18 May 2006

Proudly Philistine

The NYT has an article that lists the best works of American fiction in the last 25 years. Among the listed books under the runners-up section is one I recently read, Confederacy of Dunces. There is a raving review here, which calls it a "comic genius" among other things.

I remember picking it up at the bookstore, b/c of all of the enticing things written about it on its back cover: "an epic comedy"; "an astonishingly good novel"; "destined to become a classic", etc. Oh, and it's a pulitzer prize winner.

I read the first chapter. I'm not getting into it. But I'm optimistic. Sometimes it takes a while to get into a deep book. I read the second chapter, and I still am not vested in the book. By the third and fourth chapter, it's readable, and even enjoyable in parts, but I'm still not quite getting the comedy and its purported astonishing goodness.

So I read on in this manner, hoping it gets better, or hoping I'll eventually get it. By page 240, I decide that I'm too much of a literary philistine to fully appreciate the ingeniousness of this comedy and give up. Well, for now at least.

My short version of this book: The main character, Ignatius, is this lazy fat slob who makes these outrageous pronouncements (such as "what abomination is this"), which I think are supposed to be part of the humor. Then there are the other caricature characters--which to this impatient don't-see-the-subtle-layers reader, seem annoying, and un-PC and racist, but I gather are also supposed to be some multiply-layered ingenious social commentary.

I kept on reading, hoping that I will eventually "get it" (after all, it did win a pulitzer prize), and so that I wouldn't have to feel uncultured for not getting it.

Sometimes I think being cultured is highly overrated.

But I guess humor is (figuratively) funny like that. (Well, I guess it can be literally funny as well.) I consider myself to be rather easily amused, but yet, I often find myself not getting things that I feel like I should get.

The TV series Office Space--or was it Office? It's the British sitcom thing--is another example of humor that I just don't get. I've watched both the American and British versions of the very first episode (The British one is just plain awful; the American one is bloody awful. They've managed to take something that I thought was already bad and make it worse.) and haven't had the patience to try to give another episode a chance.

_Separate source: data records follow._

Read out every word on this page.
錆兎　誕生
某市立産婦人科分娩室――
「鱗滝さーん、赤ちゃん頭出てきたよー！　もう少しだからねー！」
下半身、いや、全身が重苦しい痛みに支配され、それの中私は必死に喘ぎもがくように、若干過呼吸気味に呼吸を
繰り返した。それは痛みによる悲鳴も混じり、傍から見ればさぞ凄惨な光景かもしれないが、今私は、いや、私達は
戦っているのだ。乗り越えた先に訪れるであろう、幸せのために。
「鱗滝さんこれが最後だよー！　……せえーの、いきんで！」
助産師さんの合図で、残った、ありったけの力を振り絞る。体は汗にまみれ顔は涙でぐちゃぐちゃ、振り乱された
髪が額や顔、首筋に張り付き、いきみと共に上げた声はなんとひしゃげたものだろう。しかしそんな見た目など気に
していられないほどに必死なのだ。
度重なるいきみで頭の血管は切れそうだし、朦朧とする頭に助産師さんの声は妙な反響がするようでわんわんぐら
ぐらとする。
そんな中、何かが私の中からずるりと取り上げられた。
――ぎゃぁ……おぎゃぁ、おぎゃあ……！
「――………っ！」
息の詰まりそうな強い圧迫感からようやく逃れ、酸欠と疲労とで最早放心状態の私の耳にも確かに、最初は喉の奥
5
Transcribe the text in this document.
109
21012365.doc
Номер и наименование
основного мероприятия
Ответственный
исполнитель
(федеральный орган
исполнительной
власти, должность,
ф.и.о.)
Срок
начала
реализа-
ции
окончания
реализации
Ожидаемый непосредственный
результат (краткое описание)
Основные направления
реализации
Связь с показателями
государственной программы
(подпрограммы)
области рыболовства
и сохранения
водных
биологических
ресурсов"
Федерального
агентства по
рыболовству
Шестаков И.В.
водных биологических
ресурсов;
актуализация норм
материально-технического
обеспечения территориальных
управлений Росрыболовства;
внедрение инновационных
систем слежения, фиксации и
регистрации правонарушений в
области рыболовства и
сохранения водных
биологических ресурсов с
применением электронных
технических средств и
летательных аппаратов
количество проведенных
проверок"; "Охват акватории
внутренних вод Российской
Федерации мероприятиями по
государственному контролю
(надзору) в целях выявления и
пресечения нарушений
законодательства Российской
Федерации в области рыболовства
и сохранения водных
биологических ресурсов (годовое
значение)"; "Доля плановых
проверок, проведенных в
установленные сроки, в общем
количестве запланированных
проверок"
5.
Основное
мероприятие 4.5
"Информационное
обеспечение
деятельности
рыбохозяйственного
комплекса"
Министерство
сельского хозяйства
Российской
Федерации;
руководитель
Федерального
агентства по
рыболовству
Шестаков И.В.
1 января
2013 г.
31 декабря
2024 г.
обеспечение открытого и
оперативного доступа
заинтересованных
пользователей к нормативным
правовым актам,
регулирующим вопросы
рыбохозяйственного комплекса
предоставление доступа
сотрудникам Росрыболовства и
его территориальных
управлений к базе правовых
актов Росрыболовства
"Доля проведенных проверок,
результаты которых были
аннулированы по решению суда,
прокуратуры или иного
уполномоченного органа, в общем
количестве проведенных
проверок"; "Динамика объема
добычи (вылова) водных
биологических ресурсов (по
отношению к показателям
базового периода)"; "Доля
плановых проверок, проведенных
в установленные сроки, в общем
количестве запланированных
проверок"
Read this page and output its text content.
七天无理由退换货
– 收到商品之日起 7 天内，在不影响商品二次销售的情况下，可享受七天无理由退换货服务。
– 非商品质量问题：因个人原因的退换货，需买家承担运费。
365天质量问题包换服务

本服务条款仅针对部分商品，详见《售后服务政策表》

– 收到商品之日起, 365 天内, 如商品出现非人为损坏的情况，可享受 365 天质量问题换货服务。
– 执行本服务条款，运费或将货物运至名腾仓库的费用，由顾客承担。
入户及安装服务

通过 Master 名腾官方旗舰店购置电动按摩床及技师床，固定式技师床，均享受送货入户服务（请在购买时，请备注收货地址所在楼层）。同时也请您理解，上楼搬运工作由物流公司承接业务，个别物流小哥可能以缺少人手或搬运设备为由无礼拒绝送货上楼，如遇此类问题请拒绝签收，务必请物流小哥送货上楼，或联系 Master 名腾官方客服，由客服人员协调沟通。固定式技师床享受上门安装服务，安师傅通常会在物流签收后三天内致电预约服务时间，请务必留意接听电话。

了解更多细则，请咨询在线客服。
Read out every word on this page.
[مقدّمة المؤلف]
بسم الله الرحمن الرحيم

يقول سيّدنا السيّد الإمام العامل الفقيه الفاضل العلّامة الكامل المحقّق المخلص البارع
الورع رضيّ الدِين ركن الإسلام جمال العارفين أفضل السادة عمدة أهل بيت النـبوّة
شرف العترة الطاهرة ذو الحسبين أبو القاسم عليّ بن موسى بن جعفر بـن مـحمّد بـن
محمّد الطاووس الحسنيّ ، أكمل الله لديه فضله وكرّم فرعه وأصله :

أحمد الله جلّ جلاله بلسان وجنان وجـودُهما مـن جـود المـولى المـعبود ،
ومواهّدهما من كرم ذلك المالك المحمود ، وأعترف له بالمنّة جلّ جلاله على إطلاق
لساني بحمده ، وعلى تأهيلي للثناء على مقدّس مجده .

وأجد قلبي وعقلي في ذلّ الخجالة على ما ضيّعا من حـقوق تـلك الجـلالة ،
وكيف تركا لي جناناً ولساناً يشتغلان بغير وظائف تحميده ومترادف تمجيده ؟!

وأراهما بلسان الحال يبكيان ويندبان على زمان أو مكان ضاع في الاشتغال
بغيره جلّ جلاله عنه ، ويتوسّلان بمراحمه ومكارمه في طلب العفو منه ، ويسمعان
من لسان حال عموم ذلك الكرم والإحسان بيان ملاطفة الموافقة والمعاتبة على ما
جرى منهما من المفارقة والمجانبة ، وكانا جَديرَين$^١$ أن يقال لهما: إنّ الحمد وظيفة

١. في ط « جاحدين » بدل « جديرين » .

The boss in Office (Space) is obnoxious and makes these un-PC statements that made me uncomfortable/angry, etc., and somehow (as someone was explaining it), this is supposed to be some sort of black humor that is supposed to be funny precisely b/c evokes discomfort.

Huh?

Maybe one episode is not enough to give this show a chance, and maybe I might come back to it again at some future date, but I've decided for now that I have plebian tastes in humor, and instead of slogging through 240 pages of a book I don't enjoy b/c it is a Pulitzer Prize winner, and I have this biased notion that to not be able to understand and appreciate it is a reflection of my lack of culture, I should just shamelessly admit to my ignorance much earlier (like say page 20?) and move on to a book I enjoy more.

1 comment:

Anonymous said...

I found the first episode of "The Office" Ok, and really liked 3 or four of the 6 I saw. Of the american version, the ones that were direct copies of the British ones (the frist episode for instance) were flat and uninteresting, but the original episodes (of which I saw 2) were very good.